Q&A: Care transition resources

January 2, 2018
Medicare Web

Q. What resources can case managers use to improve transitions of care?

A. There are many evidence-based studies, pilots, and programs available to the case manager to guide him or her in assisting patients from hospital to home. The case manager as the expert in care transitions may be involved in developing guidelines for the population health model or may be a member of the implementation team. Some examples of projects that may help case managers better transition patients include:

  • Project RED (Re-Engineered Discharge). This project is designed to prevent readmissions and transition patients safely from acute care to the community.
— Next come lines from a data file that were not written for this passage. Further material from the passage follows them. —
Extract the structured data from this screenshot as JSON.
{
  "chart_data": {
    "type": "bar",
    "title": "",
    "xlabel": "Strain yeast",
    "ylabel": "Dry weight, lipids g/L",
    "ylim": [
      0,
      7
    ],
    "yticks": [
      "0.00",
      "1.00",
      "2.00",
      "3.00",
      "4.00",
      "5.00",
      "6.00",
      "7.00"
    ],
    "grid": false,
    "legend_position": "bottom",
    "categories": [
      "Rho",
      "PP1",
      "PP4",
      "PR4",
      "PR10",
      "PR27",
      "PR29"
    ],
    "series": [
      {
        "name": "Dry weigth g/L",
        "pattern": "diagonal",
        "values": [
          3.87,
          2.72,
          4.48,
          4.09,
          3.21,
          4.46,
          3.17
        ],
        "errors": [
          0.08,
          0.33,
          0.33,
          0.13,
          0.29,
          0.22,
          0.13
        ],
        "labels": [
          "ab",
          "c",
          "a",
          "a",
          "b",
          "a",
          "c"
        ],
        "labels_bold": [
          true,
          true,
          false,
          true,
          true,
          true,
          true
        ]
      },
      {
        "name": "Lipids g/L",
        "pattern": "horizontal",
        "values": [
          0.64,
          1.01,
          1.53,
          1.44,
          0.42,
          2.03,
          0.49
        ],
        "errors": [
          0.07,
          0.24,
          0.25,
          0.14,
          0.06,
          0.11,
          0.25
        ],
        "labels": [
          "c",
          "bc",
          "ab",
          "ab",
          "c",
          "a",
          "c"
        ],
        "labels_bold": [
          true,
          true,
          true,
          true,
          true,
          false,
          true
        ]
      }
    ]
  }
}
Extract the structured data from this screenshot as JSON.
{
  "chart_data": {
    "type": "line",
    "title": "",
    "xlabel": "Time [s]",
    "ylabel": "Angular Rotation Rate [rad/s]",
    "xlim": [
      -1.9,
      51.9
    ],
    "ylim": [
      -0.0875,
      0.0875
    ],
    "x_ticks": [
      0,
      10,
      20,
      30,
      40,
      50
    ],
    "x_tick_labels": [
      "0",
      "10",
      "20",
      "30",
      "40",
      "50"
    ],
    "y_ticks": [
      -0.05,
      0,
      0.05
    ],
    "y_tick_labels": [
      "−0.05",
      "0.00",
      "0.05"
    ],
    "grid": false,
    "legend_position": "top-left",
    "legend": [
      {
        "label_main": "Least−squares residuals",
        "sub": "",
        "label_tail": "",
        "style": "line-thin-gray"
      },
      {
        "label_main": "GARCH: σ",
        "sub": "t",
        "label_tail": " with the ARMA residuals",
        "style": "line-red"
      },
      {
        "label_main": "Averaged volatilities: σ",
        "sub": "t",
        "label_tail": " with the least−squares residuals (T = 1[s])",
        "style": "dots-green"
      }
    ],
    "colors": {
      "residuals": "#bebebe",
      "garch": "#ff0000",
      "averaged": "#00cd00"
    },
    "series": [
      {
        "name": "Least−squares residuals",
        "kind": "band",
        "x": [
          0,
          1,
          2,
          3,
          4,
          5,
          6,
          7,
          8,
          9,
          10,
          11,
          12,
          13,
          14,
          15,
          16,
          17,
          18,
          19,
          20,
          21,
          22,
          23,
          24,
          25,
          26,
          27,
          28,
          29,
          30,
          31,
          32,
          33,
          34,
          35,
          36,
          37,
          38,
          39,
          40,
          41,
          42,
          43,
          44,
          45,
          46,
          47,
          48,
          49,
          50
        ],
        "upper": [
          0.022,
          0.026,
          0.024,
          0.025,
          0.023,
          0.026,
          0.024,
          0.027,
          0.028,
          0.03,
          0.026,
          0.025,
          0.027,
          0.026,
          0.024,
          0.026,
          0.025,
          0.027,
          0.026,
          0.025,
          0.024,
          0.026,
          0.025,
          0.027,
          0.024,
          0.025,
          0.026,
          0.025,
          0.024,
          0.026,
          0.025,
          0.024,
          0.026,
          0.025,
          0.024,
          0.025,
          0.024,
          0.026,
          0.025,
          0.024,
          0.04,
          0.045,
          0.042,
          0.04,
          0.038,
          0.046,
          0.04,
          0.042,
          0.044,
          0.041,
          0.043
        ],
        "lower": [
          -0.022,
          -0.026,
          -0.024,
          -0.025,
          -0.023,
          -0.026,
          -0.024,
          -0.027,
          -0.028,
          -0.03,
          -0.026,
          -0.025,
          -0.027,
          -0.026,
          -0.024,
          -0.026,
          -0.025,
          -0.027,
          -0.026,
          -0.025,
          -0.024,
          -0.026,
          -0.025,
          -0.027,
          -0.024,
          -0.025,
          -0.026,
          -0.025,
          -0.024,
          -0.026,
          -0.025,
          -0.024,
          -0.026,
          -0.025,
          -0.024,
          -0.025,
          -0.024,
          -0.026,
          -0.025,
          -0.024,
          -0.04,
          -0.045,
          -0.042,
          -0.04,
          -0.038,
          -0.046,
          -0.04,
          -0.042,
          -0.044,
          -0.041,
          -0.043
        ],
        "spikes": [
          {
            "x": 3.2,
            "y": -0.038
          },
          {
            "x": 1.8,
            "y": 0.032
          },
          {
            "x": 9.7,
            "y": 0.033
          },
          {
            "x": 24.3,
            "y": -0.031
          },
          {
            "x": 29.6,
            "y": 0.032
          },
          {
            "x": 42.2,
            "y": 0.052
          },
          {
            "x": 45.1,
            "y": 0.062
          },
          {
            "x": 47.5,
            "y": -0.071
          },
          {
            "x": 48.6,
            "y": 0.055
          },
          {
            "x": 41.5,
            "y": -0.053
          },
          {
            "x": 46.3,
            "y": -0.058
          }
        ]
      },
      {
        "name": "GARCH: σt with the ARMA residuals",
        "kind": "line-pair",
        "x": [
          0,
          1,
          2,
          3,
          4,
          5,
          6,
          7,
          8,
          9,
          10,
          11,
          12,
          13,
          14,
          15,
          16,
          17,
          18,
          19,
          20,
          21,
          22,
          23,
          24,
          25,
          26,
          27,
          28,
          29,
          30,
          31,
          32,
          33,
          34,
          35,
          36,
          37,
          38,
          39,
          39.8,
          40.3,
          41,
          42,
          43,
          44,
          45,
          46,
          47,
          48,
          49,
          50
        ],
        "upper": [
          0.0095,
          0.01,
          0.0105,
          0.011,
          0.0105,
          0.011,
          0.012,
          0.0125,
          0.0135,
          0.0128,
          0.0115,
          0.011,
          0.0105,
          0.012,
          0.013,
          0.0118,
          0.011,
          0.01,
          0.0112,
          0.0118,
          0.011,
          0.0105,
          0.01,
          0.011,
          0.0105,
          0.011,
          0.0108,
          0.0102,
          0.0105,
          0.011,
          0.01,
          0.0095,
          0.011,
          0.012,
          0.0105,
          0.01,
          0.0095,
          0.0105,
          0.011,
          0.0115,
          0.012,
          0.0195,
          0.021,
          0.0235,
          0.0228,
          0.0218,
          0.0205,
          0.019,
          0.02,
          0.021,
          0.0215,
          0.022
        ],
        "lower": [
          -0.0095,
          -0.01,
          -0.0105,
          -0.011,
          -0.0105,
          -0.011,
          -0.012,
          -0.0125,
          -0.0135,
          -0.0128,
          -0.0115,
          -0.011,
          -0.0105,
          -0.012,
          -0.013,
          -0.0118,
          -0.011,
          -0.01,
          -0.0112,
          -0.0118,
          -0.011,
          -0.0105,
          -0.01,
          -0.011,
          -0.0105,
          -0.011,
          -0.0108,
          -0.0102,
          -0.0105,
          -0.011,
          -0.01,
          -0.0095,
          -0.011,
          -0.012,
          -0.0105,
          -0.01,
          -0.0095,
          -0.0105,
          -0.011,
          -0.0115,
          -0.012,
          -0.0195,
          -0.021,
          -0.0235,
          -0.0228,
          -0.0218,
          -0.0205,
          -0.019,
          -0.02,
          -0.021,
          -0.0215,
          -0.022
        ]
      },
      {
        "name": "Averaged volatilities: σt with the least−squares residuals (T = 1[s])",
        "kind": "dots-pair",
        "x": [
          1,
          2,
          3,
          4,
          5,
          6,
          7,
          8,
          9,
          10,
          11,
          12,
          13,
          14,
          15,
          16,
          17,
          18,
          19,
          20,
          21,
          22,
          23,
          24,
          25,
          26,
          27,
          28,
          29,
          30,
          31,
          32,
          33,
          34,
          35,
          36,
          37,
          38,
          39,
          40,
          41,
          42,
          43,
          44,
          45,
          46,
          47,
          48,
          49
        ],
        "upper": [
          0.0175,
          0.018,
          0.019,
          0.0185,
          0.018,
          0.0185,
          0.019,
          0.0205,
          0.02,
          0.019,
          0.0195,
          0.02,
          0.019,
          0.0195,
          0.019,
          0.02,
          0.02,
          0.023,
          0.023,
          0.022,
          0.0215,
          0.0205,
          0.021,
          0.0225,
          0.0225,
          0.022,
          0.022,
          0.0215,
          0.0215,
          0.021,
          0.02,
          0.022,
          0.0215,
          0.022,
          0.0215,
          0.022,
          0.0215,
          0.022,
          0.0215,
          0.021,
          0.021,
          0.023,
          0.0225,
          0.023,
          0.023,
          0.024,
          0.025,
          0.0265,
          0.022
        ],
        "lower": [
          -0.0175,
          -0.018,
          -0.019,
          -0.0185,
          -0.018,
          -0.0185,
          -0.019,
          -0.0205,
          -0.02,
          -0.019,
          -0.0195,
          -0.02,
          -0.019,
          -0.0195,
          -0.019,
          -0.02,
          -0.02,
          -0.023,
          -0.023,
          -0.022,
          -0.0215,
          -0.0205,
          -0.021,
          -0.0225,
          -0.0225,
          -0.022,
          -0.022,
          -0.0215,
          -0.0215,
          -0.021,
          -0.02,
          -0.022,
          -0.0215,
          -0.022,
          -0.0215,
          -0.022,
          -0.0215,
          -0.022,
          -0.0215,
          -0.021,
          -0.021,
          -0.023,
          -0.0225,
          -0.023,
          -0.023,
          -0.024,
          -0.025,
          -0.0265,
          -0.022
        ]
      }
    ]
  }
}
It consists of a bundle of 12 discrete but complimentary components used at and during discharge. Follow-up appointments and post­discharge calls are important elements of Project RED.
  • Transitional Care Model. Mary Naylor, PhD, FAAN, RN, at the University of Pennsylvania is credited with developing the Transitional Care Model. Naylor uses advanced practice nurses to transition patients from hospitals to home. The nurse is the practitioner, patient advocate, and case manager. The nurse follows the patient from the hospital into the home.
  • Project Boost (Better Outcomes by Optimizing Safe Transitions). This national program was cre­ated by the Society of Hospital Medicine. It is a multidisciplinary initiative with a comprehensive playbook and a mentoring program for institutions who would like to implement the program.